Assim como as demais frentes que atuam no Congresso, o grupo deverá ter papel simbólico no sentido de puxar os debates a respeito do assunto, tentando dar maior visibilidade à pauta. A presidenta nacional do PT, deputada Gleisi Hoffmann (PR), chama a atenção para a projeção de recessão para o país. O alerta foi feito nos últimos dias, por exemplo, pelo economista e ex-diretor do Banco Central André Lara Resende, que tem criticado a taxa de juros aplicada pela autarquia.

“A maioria dos países tem inflação mais alta que o Brasil  e a maioria tem juros negativos. Por que os juros do Brasil têm que ser de 13,75%? Esses juros impedem o investimento econômico, o investimento privado e, por consequência, o crédito fica comprometido e isso afeta diretamente a população na geração de emprego e renda. Nós precisamos sair desse ciclo vicioso”, defendeu Gleisi.

A campanha deve atuar em diferentes frontes. Nesta terça, foi realizado um ato popular em frente à sede central do BC, em Brasília, para protestar contra os juros altos. Outras ações estão sendo articuladas paralelamente. O diretório nacional do PT, por exemplo, aprovou, na segunda (13), uma resolução propondo que Roberto Campos Neto seja convocado para prestar explicações ao plenário da Câmara. A medida é defendida não só por parlamentares da bancada petista, mas também integrantes de siglas do campo da esquerda que apoiam o governo, como PSOL, PSB, PDT e PCdoB.

“As urnas disseram qual projeto queriam pro Brasil e a lei que deu autonomia ao BC também definiu regras. Ali está claro que o Banco Central e a política monetária têm que gerar emprego e crescimento. Esses juros distorcidos são completamente desconectados da realidade do mundo”, critica Jandira Feghali (PCdoB-RJ), ao qualificar a conduta de Campos Neto como “boicote ao atual governo”.

Lucros

O deputado André Janones (Avante-MG) disse que o sistema financeiro, principal beneficiado com a elevação das taxas de juros, comporta-se como um “câncer” diante da população brasileira.
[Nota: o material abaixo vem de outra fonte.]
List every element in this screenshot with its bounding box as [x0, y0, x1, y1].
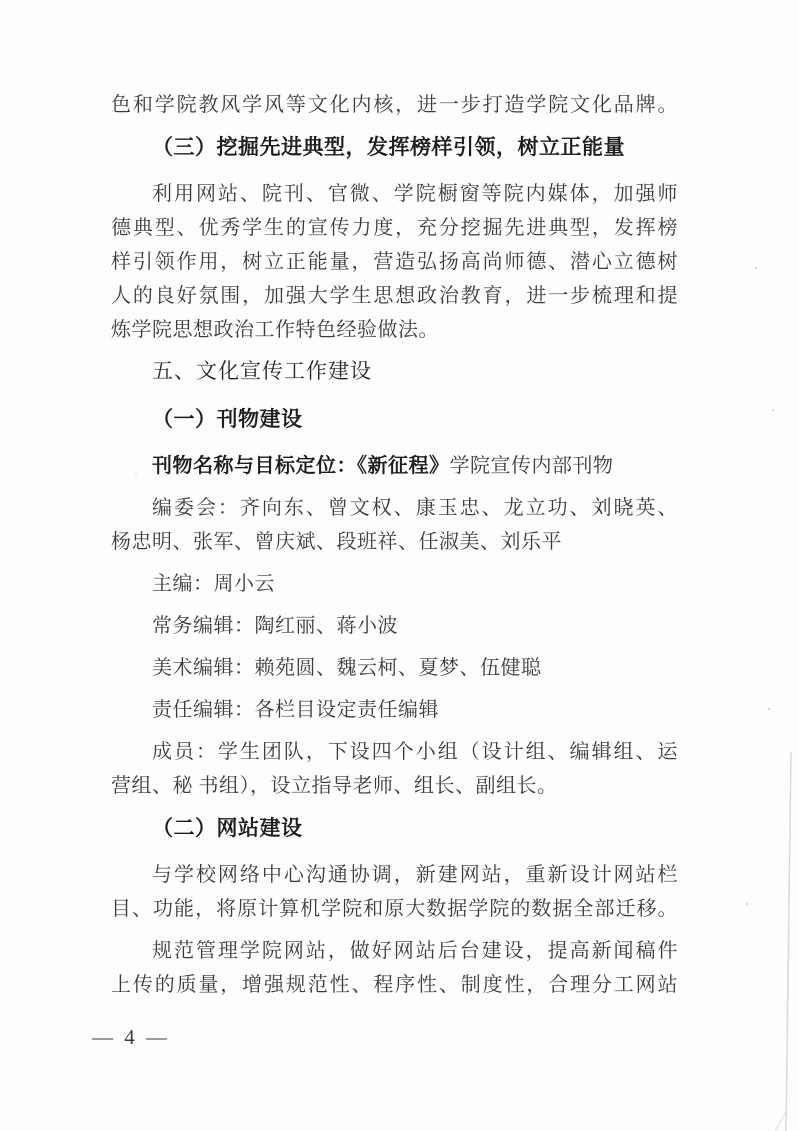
para-media-promotion: 利用网站、院刊、官微、学院橱窗等院内媒体，加强师德典型、优秀学生的宣传力度，充分…	[111, 177, 678, 347]
para-website-rebuild: 与学校网络中心沟通协调，新建网站，重新设计网站栏目、功能，将原计算机学院和原大数…	[111, 858, 678, 926]
text-segment: 学院宣传内部刊物	[450, 455, 614, 477]
text-line: 与学校网络中心沟通协调，新建网站，重新设计网站栏	[111, 858, 678, 892]
text-line: 刊物名称与目标定位：《新征程》学院宣传内部刊物	[111, 449, 678, 483]
text-line: 责任编辑：各栏目设定责任编辑	[111, 693, 678, 727]
text-line: 营组、秘 书组），设立指导老师、组长、副组长。	[111, 769, 678, 803]
text-line: 炼学院思想政治工作特色经验做法。	[111, 313, 678, 347]
text-line: 德典型、优秀学生的宣传力度，充分挖掘先进典型，发挥榜	[111, 211, 678, 245]
para-art-editors: 美术编辑：赖苑圆、魏云柯、夏梦、伍健聪	[111, 651, 678, 685]
scan-speck	[768, 708, 770, 710]
para-website-management: 规范管理学院网站，做好网站后台建设，提高新闻稿件上传的质量，增强规范性、程序性、…	[111, 934, 678, 1002]
para-chief-editor: 主编：周小云	[111, 567, 678, 601]
text-line: 上传的质量，增强规范性、程序性、制度性，合理分工网站	[111, 968, 678, 1002]
text-line: 常务编辑：陶红丽、蒋小波	[111, 609, 678, 643]
text-line: 规范管理学院网站，做好网站后台建设，提高新闻稿件	[111, 934, 678, 968]
heading-chapter-5: 五、文化宣传工作建设	[111, 355, 678, 389]
bold-text-segment: 刊物名称与目标定位：《新征程》	[152, 455, 450, 477]
text-line: 五、文化宣传工作建设	[111, 355, 678, 389]
text-line: 目、功能，将原计算机学院和原大数据学院的数据全部迁移。	[111, 892, 678, 926]
document-content: 色和学院教风学风等文化内核，进一步打造学院文化品牌。（三）挖掘先进典型，发挥榜样…	[111, 88, 678, 1010]
text-line: （三）挖掘先进典型，发挥榜样引领，树立正能量	[111, 130, 678, 164]
text-line: 杨忠明、张军、曾庆斌、段班祥、任淑美、刘乐平	[111, 525, 678, 559]
para-responsible-editors: 责任编辑：各栏目设定责任编辑	[111, 693, 678, 727]
para-managing-editors: 常务编辑：陶红丽、蒋小波	[111, 609, 678, 643]
text-line: 主编：周小云	[111, 567, 678, 601]
text-line: （一）刊物建设	[111, 402, 678, 436]
text-line: 编委会：齐向东、曾文权、康玉忠、龙立功、刘晓英、	[111, 491, 678, 525]
text-line: 人的良好氛围，加强大学生思想政治教育，进一步梳理和提	[111, 279, 678, 313]
text-line: 色和学院教风学风等文化内核，进一步打造学院文化品牌。	[111, 88, 678, 122]
heading-section-1: （一）刊物建设	[111, 402, 678, 436]
heading-section-2: （二）网站建设	[111, 811, 678, 845]
text-line: 利用网站、院刊、官微、学院橱窗等院内媒体，加强师	[111, 177, 678, 211]
scan-speck	[755, 267, 757, 269]
text-line: 美术编辑：赖苑圆、魏云柯、夏梦、伍健聪	[111, 651, 678, 685]
scan-speck	[772, 409, 774, 411]
text-line: 成员：学生团队，下设四个小组（设计组、编辑组、运	[111, 735, 678, 769]
scan-speck	[746, 903, 748, 905]
text-line: 样引领作用，树立正能量，营造弘扬高尚师德、潜心立德树	[111, 245, 678, 279]
page-number: — 4 —	[92, 1022, 170, 1052]
para-journal-title: 刊物名称与目标定位：《新征程》学院宣传内部刊物	[111, 449, 678, 483]
para-members: 成员：学生团队，下设四个小组（设计组、编辑组、运营组、秘 书组），设立指导老师、…	[111, 735, 678, 803]
para-editorial-board: 编委会：齐向东、曾文权、康玉忠、龙立功、刘晓英、杨忠明、张军、曾庆斌、段班祥、任…	[111, 491, 678, 559]
text-line: （二）网站建设	[111, 811, 678, 845]
para-culture-brand-continuation: 色和学院教风学风等文化内核，进一步打造学院文化品牌。	[111, 88, 678, 122]
scanned-document-page: 色和学院教风学风等文化内核，进一步打造学院文化品牌。（三）挖掘先进典型，发挥榜样…	[0, 0, 799, 1131]
heading-section-3: （三）挖掘先进典型，发挥榜样引领，树立正能量	[111, 130, 678, 164]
“A gente vive uma situação muito diferente no nosso país, que é [a seguinte]: quando as coisas vão bem, todo mundo ganha; quando as coisas vão mal, só o banco ganha. A gente não está pedindo pra ninguém abdicar dos seus ganhos bilionários, mas só pra se ter um pouco mais de consciência pra que a gente possa atingir a tão sonhada justiça social.”

Apoiadora da campanha, a fundadora da Auditoria Cidadã da Dívida, Maria Lúcia Fattorelli, destaca que a atual cartilha do BC prejudica a democratização dos investimentos no país. “Quando temos juros altos demais, o dinheiro fica muito caro, inacessível. Se fossem baixos, todos que estão nos ouvindo poderiam ter acesso a juros baixos, e grandes investimentos poderiam ser feitos. Até a pessoa que começa um pequeno negócio, quando ela tem capital e o juro é baixo, o lucro dela, ainda que pequeno, cobre o custo do empréstimo e ela pode, por exemplo, contratar outras pessoas pra ajudá-la”, explica.

Para Fattorelli, o momento atual é propício para a revisão da política aplicada pelo BC. “Esse movimento é fundamental porque, pela primeira vez, nós temos um presidente que tem a coragem de enfrentar um dos problemas mais graves do Brasil. Se os juros altos travam a economia brasileira, é preciso mudar isso.”